Through a combination of wetland restoration and traditional Hawaiian agricultural practices the Nature conservancy worked to restore the He‘eia wetlands.
This intervention focused on the restoration of 405 acres of wetland and the implementation of traditional Hawaiian agricultural practices in surrounding areas. The goal was to restore the natural ecosystem functions of the wetland where 8 streams intersected with the largest bay of the main Hawaiian islands. The intervention focuses on limiting sediment and nutrient run-off while also minimizing local flood risk. This included the removal of invasive red mangroves (Rhizophora mangle) which had lead to increased sedimentation at the mouth of the streams. The removals and restorations were executed with the assistance of over 1,000 volunteers from the local community.
Overview of context and outcomes:
This wetland is highly important to the local community and its restoration was able to support cultural practices as provide food and clean water for the community. This is part of a wider decades long effort to protect this important site. It is located next to the 88-acre ancient He‘eia fishpond which receives protection from the wetland and has been supported through this project.
This wetland restoration works to minimize the impacts of coastal flooding which jeopardizes important cultural and historic structures. The restored landscape reportedly is better able to handle the increased water flows due to rising sea levels linked to climate change.
The interventions removal of invasive species and restoration efforts have supported the improvement of habitat quality for local estuarian species. The project has also reduced the amount of sediment and nutrient run-off that occurs in the bay which is reportedly helping coral reefs which had been degraded in recent years due to the outflows of the streams.

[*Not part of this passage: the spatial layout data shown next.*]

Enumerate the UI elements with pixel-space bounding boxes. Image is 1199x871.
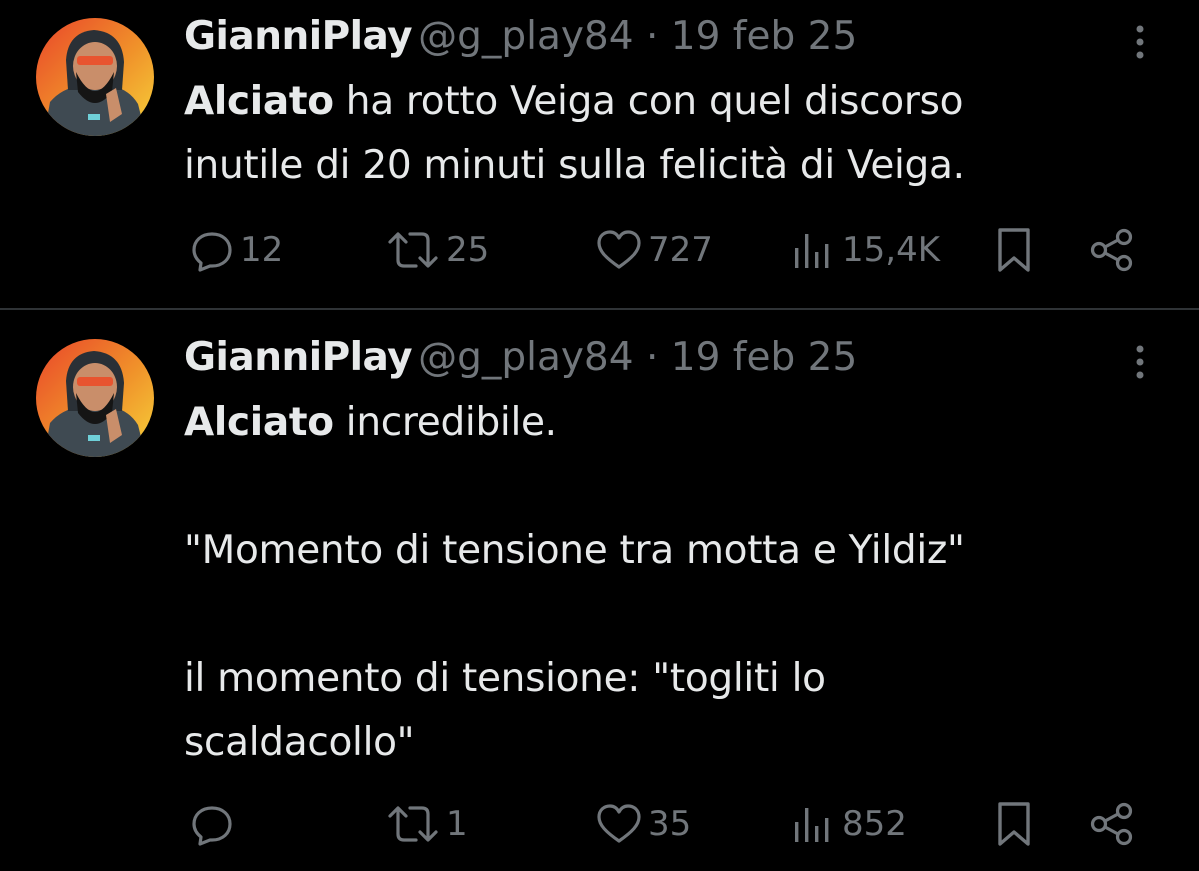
repost-count: 1 [446,804,468,844]
view-count: 852 [842,804,907,844]
bookmark-icon [998,228,1030,272]
reply-button[interactable]: 12 [188,220,283,280]
tweet-text: Alciato ha rotto Veiga con quel discorso… [184,70,1164,198]
views-icon [795,234,829,268]
user-handle[interactable]: @g_play84 [418,335,633,380]
repost-button[interactable]: 25 [384,220,489,280]
tweet-header: GianniPlay @g_play84 · 19 feb 25 [184,335,857,381]
tweet-text-line: "Momento di tensione tra motta e Yildiz" [184,528,965,573]
like-count: 727 [648,230,713,270]
reply-button[interactable] [188,794,240,854]
view-count: 15,4K [842,230,940,270]
views-button[interactable]: 15,4K [790,220,940,280]
bookmark-icon [998,802,1030,846]
share-button[interactable] [1088,220,1136,280]
tweet[interactable]: GianniPlay @g_play84 · 19 feb 25 Alciato … [0,310,1199,871]
avatar[interactable] [36,339,154,457]
repost-icon [388,806,438,842]
avatar[interactable] [36,18,154,136]
reply-icon [192,232,232,272]
tweet-text-content: incredibile. [333,400,557,445]
repost-count: 25 [446,230,490,270]
repost-icon [388,232,438,268]
bookmark-button[interactable] [994,794,1034,854]
display-name[interactable]: GianniPlay [184,335,413,380]
user-handle[interactable]: @g_play84 [418,14,633,59]
share-icon [1090,802,1133,846]
views-button[interactable]: 852 [790,794,907,854]
separator-dot: · [645,335,659,380]
tweet-text-line: scaldacollo" [184,720,415,765]
display-name[interactable]: GianniPlay [184,14,413,59]
more-icon[interactable] [1126,20,1154,70]
like-button[interactable]: 35 [594,794,691,854]
like-icon [597,230,641,269]
action-bar: 12 25 727 15,4K [0,220,1199,280]
mention-link[interactable]: Alciato [184,79,334,124]
action-bar: 1 35 852 [0,794,1199,854]
tweet-date[interactable]: 19 feb 25 [671,335,858,380]
bookmark-button[interactable] [994,220,1034,280]
tweet-text: Alciato incredibile. "Momento di tension… [184,391,1164,775]
tweet-text-line: Alciato ha rotto Veiga con quel discorso… [184,70,1084,198]
share-icon [1090,228,1133,272]
tweet[interactable]: GianniPlay @g_play84 · 19 feb 25 Alciato … [0,0,1199,308]
share-button[interactable] [1088,794,1136,854]
more-icon[interactable] [1126,340,1154,390]
repost-button[interactable]: 1 [384,794,468,854]
reply-icon [192,806,232,846]
tweet-header: GianniPlay @g_play84 · 19 feb 25 [184,14,857,60]
separator-dot: · [645,14,659,59]
tweet-text-line: il momento di tensione: "togliti lo [184,656,826,701]
like-icon [597,804,641,843]
tweet-text-line: Alciato incredibile. [184,391,1164,455]
like-button[interactable]: 727 [594,220,713,280]
tweet-date[interactable]: 19 feb 25 [671,14,858,59]
like-count: 35 [648,804,692,844]
mention-link[interactable]: Alciato [184,400,334,445]
views-icon [795,808,829,842]
reply-count: 12 [240,230,284,270]
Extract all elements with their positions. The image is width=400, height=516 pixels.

This project has worked to empower local indigenous groups and has relied heavily on traditional and ecological knowledge in the restoration. The intervention works to protecte the culturally significant He‘eia fishponds and support the livelihoods for local fishermen who depend on the bay.
This project is co-managed by the Nature Conservancy and the community-based nonprofit Kako‘o ‘Ōiwi. Together they work to manage a diverse group of local stakeholders surrounding the wetlands.
This project was funded by the National Coastal Resilience Fund which administers US National Oceanic and Atmospheric Administration funding through the National Fish and Wildlife Foundation.
This project has implemented robust monitoring through a Before-After-Control-Impact (BACI) monitoring framework. This allows for direct comparisons of the effects of interventions at the study site to evaluated the effectiveness of them in practice.
The project required significant collaboration, as the streams still had to support local agricultural practices. This meant there were limitations on the scope that the restoration project could have.